Poland keeps reference rate at 1½%, maintains all other rates

By Toni Weeks

San Luis Obispo, Calif., July 8 – National Bank of Poland’s Monetary Policy Council voted to keep the reference rate at 1½%, the Lombard rate at 2½%, the deposit rate at ½% and the rediscount rate at 1¾% at its meeting on Tuesday and Wednesday, according to a bank news release.

In the opinion of the council, annual price growth will remain negative in the coming months, mainly due to an earlier sharp fall in commodity prices, according to a bank notice.

At the same time, the council decided to keep the rates unchanged because it expects economic growth to remain stable amid recovery in the euro area and a good situation in the domestic labor market, reducing the risk of inflation remaining below the target in the medium term.

In Poland, GDP growth in the second quarter of 2015 most likely continued at the level the previous quarter, the bank said. GDP had accelerated in the first quarter, to 3.6% from 3.3% in the fourth quarter of 2014, as previously reported.

Growth of global economic activity remains moderate. In the euro area, economic conditions are improving gradually, though activity is still low.
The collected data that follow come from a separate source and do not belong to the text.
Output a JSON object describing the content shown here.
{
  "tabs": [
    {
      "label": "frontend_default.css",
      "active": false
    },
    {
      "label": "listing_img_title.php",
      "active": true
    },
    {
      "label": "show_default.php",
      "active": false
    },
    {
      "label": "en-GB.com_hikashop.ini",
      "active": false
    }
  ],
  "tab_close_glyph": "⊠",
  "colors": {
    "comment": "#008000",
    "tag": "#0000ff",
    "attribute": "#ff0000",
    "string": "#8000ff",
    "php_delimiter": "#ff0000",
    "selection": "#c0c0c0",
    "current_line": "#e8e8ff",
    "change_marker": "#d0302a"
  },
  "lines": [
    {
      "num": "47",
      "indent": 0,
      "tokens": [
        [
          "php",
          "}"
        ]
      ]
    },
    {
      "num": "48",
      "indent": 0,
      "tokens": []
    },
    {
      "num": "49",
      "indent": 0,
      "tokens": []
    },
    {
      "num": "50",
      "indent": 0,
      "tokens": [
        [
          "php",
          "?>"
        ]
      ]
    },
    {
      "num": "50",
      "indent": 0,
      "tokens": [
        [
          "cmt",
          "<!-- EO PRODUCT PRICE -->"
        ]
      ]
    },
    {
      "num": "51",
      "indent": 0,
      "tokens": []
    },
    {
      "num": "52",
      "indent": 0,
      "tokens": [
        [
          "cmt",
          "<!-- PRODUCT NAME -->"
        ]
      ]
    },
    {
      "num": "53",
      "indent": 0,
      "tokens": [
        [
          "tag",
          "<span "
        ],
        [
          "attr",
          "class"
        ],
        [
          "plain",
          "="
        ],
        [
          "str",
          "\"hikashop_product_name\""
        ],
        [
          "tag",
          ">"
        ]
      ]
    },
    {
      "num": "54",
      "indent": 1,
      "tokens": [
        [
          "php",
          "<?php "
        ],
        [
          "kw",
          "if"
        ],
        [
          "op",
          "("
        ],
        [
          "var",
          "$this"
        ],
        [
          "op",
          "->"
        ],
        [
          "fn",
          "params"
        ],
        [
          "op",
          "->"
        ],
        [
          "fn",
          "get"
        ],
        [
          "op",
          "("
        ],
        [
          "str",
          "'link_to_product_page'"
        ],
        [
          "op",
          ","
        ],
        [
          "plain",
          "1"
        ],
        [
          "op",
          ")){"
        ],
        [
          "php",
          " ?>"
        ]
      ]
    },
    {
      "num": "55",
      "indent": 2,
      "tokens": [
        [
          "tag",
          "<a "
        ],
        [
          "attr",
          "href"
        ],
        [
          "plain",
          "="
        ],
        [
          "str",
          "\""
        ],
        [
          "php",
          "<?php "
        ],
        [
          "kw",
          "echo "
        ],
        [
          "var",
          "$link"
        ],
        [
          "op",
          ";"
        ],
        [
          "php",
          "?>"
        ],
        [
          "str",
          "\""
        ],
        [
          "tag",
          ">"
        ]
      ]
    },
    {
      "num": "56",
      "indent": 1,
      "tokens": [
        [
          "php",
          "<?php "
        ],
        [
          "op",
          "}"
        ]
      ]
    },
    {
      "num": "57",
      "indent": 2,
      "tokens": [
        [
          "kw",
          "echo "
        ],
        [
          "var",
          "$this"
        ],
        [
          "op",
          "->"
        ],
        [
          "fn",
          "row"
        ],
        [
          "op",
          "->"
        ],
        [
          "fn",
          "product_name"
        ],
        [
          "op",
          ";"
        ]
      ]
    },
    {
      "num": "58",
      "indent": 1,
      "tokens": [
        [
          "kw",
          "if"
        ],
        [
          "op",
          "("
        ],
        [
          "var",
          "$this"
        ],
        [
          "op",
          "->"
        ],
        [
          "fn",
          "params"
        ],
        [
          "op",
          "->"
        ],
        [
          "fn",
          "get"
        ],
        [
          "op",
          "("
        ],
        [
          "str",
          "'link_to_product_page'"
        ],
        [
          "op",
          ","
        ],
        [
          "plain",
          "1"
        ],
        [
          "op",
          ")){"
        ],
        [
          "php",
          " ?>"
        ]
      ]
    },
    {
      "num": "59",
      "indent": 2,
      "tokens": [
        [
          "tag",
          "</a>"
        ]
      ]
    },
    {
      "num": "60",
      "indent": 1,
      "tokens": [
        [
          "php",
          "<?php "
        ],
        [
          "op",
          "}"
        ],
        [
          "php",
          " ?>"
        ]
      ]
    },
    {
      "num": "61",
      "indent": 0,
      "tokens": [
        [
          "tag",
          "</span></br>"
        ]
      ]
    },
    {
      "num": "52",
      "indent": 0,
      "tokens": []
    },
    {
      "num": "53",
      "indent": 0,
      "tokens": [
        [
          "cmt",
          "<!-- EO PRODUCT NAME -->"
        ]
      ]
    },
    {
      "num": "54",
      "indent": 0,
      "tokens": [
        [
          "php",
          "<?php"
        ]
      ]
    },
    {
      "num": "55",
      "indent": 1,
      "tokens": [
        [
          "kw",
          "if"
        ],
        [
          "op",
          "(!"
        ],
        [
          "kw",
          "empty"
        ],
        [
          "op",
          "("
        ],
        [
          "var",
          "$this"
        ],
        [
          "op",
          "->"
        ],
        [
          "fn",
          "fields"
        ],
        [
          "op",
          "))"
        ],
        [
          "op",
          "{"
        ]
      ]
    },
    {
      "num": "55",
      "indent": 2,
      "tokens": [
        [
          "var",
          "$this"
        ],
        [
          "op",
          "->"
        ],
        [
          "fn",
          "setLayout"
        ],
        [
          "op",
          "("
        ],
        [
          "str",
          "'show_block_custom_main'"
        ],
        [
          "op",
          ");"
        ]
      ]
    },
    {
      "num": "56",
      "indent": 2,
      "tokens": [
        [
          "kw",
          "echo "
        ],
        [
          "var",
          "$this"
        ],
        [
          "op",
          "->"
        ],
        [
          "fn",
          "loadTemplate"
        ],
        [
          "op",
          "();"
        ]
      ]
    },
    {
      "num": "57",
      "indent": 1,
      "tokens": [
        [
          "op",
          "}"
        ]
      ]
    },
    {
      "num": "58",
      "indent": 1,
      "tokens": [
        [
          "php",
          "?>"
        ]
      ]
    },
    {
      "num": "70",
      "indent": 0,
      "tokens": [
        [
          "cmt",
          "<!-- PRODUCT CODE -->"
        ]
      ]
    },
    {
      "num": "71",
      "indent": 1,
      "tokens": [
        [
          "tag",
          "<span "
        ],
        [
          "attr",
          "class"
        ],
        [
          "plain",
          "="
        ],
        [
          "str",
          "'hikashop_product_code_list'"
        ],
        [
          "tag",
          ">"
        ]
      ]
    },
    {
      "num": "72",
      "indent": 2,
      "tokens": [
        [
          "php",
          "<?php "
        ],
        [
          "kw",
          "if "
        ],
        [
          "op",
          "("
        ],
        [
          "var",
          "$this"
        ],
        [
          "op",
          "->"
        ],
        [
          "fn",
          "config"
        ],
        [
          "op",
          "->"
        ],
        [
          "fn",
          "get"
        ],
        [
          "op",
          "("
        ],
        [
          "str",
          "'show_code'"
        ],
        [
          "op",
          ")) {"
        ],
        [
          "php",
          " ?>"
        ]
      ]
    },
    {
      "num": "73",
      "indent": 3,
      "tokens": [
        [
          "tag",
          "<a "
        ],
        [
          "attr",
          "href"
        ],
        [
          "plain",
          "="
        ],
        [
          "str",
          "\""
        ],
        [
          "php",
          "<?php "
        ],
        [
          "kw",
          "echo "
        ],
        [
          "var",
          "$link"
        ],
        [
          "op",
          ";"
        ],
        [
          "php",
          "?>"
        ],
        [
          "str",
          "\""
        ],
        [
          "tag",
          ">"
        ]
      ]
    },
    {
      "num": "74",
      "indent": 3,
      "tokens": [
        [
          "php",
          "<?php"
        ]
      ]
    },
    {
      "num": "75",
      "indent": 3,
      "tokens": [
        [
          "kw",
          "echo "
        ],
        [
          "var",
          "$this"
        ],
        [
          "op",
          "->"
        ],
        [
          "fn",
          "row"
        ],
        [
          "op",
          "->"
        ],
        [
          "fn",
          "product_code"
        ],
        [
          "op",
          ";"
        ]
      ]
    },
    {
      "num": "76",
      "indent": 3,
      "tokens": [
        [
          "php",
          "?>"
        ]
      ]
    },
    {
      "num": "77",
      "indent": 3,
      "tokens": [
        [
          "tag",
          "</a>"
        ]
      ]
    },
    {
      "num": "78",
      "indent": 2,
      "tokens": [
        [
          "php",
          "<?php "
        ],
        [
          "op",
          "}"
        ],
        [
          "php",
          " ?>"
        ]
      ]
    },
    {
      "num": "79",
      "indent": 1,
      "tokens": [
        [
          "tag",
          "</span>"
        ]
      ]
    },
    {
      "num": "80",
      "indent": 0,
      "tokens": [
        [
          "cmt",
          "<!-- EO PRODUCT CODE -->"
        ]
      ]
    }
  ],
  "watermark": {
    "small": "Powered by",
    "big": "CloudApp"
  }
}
In the United States, data suggest that the slowdown at the beginning of the year was temporary, and the economic outlook is favorable.

Despite ongoing recovery in developed economies, the sentiment in the financial markets has recently deteriorated in the wake of growing fears of a Greek insolvency.

Due to the moderate growth in demand and continuing negative output gap, there is no inflationary pressure in the economy, the council said. At the same time, low commodity prices and moderate nominal wage growth are contributing to the continuing lack of cost pressure. As a result, the annual growth rate of consumer and producer prices remains negative, and the council’s inflation expectations continue to be very low.